All of the endpoints in your environment are suddenly connecting to weird IPs and acting like they have a mind of their own? Cut the Internet and figure it out! Stuff is getting exfiltrated massively from your datacenter? Shut it down! Getting cryptolocked? Drop the network!

Yeah, you get it, it’s all about picking the lesser evil and how much you’ll lose if you do vs if you don’t… But hey it’s the last resort and if you’ve set everything else up like you should, then you probably won’t use this anyways.

How

You need something that you can guarantee will be accessible when it’s needed and be clearly labeled as such, because this is basically your last possible plan on the list and it can’t fail. You might want to do a physical switch, but a virtual one could work in some cases.

You also need to foolproof it because a we’ll just unplug the stuff and call it a day won’t work when the only person in the building is that first week intern that will panic when you tell him to unplug everything…

Whatever you do remember to have enough safeguards on your stuff so that some angry employee that got fired doesn’t shut everything down just because he’s pissed…

The process

Everything needs to be defined and stamped by everyone. Phone numbers need to be updated regularly and the who decides what to flip needs to be ordered to know who’s next in the killchain if someone doesn’t answer.

Redundancy is the key here if you don’t want to get nuked into the closest supernova due to a critical server getting shutdown but no one high enough in the chain calling the shot…

Incident flowcharts

The more prepared you are, the easier it’ll be. If you have a flowchart for everything that can happen then when it happens it’ll be a breeze to go through and you won’t have to brace for impact since everything will be defined, validated and signed in triplicate. This doesn’t mean you can ignore that risk, it means that when SHTF everyone will be ready and have a guideline to follow.
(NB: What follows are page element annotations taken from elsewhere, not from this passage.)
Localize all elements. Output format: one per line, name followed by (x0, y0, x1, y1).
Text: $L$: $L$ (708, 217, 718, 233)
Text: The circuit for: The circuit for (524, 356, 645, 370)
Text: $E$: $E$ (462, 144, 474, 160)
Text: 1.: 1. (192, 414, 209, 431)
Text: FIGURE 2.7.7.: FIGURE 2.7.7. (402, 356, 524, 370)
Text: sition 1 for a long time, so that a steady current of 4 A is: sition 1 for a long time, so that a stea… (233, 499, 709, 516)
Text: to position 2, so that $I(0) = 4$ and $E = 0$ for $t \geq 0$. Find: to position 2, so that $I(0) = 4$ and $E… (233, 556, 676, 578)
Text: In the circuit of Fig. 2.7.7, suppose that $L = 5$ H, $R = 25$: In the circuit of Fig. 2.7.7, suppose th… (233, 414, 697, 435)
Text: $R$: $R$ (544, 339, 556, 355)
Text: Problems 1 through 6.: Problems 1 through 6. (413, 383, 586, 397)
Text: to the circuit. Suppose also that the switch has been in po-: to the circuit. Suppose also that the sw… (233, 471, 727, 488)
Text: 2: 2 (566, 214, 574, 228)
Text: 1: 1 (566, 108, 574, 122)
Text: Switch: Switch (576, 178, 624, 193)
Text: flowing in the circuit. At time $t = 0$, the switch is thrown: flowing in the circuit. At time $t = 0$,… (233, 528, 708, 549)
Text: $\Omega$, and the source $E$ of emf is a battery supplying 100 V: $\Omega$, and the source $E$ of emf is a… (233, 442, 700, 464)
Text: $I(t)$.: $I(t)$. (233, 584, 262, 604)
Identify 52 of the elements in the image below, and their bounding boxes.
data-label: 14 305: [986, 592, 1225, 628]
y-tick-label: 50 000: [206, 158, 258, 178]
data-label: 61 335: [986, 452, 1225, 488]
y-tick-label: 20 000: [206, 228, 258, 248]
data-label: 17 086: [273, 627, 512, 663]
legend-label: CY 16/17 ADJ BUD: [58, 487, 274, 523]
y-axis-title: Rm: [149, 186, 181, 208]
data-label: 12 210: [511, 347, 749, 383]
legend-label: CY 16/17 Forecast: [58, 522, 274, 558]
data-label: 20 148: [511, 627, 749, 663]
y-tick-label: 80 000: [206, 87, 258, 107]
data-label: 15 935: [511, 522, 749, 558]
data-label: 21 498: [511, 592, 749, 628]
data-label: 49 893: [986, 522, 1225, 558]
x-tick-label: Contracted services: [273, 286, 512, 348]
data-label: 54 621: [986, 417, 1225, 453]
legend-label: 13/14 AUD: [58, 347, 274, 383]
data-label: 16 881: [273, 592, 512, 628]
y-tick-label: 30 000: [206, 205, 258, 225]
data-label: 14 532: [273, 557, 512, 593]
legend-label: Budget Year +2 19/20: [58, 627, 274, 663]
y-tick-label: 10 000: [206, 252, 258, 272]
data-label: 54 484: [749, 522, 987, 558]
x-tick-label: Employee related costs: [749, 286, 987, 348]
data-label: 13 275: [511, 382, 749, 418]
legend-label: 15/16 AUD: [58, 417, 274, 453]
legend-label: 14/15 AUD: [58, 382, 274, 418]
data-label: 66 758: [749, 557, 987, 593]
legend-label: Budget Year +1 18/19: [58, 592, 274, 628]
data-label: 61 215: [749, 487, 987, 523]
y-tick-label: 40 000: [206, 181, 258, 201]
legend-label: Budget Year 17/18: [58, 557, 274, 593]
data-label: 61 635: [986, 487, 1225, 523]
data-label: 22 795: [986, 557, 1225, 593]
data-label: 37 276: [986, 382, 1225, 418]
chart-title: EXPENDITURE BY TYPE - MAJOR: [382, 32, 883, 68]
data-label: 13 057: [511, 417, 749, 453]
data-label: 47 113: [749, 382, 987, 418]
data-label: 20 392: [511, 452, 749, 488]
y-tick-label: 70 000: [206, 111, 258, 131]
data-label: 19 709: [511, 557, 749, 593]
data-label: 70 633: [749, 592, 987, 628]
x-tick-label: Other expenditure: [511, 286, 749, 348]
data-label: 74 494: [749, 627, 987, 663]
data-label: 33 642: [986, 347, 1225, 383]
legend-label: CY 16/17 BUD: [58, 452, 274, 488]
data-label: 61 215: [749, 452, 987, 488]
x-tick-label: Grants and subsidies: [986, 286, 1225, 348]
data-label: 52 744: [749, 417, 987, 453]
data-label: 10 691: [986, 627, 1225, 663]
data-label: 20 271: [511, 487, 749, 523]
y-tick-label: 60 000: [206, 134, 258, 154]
In this environment flowcharts are supposed to be generic enough to cover multiple scenarios, go for themes and stick to that. If you need examples you probably haven’t been through the starter pack yet and I suggest you do, but remember that you need to adapt everything to your environment before doing anything else! ;)

DnD sessions

Writing everything down is a thing, going through it and actually following the procedure is another. You do fire-drills in your office? Well do the same with cybersec! Make groups, try stuff out, change things around, mix up roles and actions, automate what needs to be done as much as possible so that when that cryptolocker hits, it’s just another day in the office and nothing more. Remember to change your policies, flowcharts, …, accordingly and to keep it constructive.

Want to go even further? Get your environment pentested/redteamed without telling your team and check out how they react to streamline the whole process a bit more! Whatever you chose to do, don’t be a dick though, this should be a constructive exercise not a way to fuck with your team…

What now?

Go back to the top of the page and go through everything again. Simple stuff right?